The Stranger Things star plays the 16-year-old sister of Sherlock Holmes (Henry Cavill).

Helena Bonham Carter is no stranger to the classics. She launched her career on E.M. Forster, collected her first Oscar nod via Henry James, has lent her singular sensibility to the inventions of Charles Dickens; with Enola Holmes, however, she delighted in the chance to have a bit of fun with English lit.

"We don't have to be too reverential, otherwise we'll make no progress," the actress, 54, tells EW. "I think [we can] take off a character that was invented in the 19th century by a man, about a man, and now go, 'Okay, we're now in a different century, and he can be seen through the eyes of a woman.'"

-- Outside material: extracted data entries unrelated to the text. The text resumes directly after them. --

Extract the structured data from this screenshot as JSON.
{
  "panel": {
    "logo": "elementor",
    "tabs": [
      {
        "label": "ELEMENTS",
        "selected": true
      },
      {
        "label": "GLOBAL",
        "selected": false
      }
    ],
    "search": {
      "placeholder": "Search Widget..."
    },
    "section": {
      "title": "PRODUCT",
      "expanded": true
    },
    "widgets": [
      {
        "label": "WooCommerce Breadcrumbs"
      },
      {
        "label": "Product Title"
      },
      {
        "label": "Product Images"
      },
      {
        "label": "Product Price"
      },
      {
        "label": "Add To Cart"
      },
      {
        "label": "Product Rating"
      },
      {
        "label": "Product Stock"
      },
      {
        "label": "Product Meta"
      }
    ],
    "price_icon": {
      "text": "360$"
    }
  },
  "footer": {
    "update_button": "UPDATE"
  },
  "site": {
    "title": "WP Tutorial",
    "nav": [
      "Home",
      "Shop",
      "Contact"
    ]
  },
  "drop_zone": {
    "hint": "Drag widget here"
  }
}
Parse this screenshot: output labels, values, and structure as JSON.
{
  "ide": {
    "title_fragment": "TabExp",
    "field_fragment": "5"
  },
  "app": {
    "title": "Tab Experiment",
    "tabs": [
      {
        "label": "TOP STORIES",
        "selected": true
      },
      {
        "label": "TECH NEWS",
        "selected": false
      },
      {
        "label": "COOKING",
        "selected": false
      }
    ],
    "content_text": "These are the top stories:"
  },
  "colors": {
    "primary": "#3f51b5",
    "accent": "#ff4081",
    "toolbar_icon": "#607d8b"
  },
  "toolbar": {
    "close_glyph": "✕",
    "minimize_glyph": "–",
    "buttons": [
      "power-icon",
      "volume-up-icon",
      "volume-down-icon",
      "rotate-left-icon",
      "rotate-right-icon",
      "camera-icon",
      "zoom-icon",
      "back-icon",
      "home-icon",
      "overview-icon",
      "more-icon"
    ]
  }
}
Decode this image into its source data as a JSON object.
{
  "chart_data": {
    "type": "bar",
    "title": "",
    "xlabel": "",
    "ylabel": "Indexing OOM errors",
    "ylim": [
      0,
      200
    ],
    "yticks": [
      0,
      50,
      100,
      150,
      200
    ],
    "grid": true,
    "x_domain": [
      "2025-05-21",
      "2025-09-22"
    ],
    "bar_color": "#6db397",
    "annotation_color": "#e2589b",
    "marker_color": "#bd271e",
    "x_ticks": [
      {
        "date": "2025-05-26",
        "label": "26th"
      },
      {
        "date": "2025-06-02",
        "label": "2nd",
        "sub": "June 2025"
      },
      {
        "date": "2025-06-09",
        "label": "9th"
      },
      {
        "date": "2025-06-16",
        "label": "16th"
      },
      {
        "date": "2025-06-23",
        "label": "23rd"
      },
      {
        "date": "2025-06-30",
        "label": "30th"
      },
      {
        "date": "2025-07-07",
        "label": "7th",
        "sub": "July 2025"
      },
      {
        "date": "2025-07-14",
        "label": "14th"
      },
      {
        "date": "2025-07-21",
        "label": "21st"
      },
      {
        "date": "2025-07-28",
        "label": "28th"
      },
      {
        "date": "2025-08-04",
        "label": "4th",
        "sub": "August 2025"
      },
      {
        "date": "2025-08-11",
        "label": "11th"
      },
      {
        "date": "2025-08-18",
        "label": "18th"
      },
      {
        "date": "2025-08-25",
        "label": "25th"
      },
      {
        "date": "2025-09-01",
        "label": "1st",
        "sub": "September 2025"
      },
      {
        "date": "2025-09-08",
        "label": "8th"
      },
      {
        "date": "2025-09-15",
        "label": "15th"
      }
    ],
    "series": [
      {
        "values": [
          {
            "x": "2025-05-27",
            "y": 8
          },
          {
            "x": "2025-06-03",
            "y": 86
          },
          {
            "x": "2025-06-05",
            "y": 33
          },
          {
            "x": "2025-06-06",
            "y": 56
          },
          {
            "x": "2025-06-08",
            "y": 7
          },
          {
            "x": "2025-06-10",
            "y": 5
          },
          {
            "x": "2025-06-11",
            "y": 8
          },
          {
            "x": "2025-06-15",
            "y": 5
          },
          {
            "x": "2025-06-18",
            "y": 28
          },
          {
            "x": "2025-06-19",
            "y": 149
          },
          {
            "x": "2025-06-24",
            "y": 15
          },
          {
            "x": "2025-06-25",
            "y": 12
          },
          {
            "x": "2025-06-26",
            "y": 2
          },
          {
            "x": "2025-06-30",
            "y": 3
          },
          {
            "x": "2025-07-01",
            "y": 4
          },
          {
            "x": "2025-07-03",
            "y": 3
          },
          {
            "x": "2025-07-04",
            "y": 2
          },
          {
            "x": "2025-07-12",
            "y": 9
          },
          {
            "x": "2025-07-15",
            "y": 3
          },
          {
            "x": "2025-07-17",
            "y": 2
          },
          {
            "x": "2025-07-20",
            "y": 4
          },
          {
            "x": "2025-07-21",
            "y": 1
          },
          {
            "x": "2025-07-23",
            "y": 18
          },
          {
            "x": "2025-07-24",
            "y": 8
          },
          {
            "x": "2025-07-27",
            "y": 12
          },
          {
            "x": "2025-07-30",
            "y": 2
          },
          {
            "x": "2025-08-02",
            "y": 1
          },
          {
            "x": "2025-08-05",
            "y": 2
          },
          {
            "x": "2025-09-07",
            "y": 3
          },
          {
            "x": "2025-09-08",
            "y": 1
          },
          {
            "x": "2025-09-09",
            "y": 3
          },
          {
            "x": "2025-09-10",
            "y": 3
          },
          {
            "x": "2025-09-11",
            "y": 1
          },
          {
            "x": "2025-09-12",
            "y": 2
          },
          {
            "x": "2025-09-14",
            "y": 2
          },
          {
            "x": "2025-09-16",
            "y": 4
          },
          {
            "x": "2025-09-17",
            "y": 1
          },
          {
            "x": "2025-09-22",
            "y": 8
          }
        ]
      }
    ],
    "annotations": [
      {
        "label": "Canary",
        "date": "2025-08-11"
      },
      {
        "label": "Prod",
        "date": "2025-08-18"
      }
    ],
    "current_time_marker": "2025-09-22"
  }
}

Based on the YA novel series by Nancy Springer, Enola Holmes (now streaming on Netflix) reimagines Sir Arthur Conan Doyle's Sherlock Holmes tradition by framing the Victorian mysteries around the famed detective's younger sister, Enola (a creation of Springer's, not Doyle's). Millie Bobby Brown stars as the title character, a bright teenage girl living happily in the English countryside with her mother, Eudoria (Bonham Carter), who teaches her only daughter history, botany, martial arts — everything but the ladylike pursuits of Enola's urban contemporaries.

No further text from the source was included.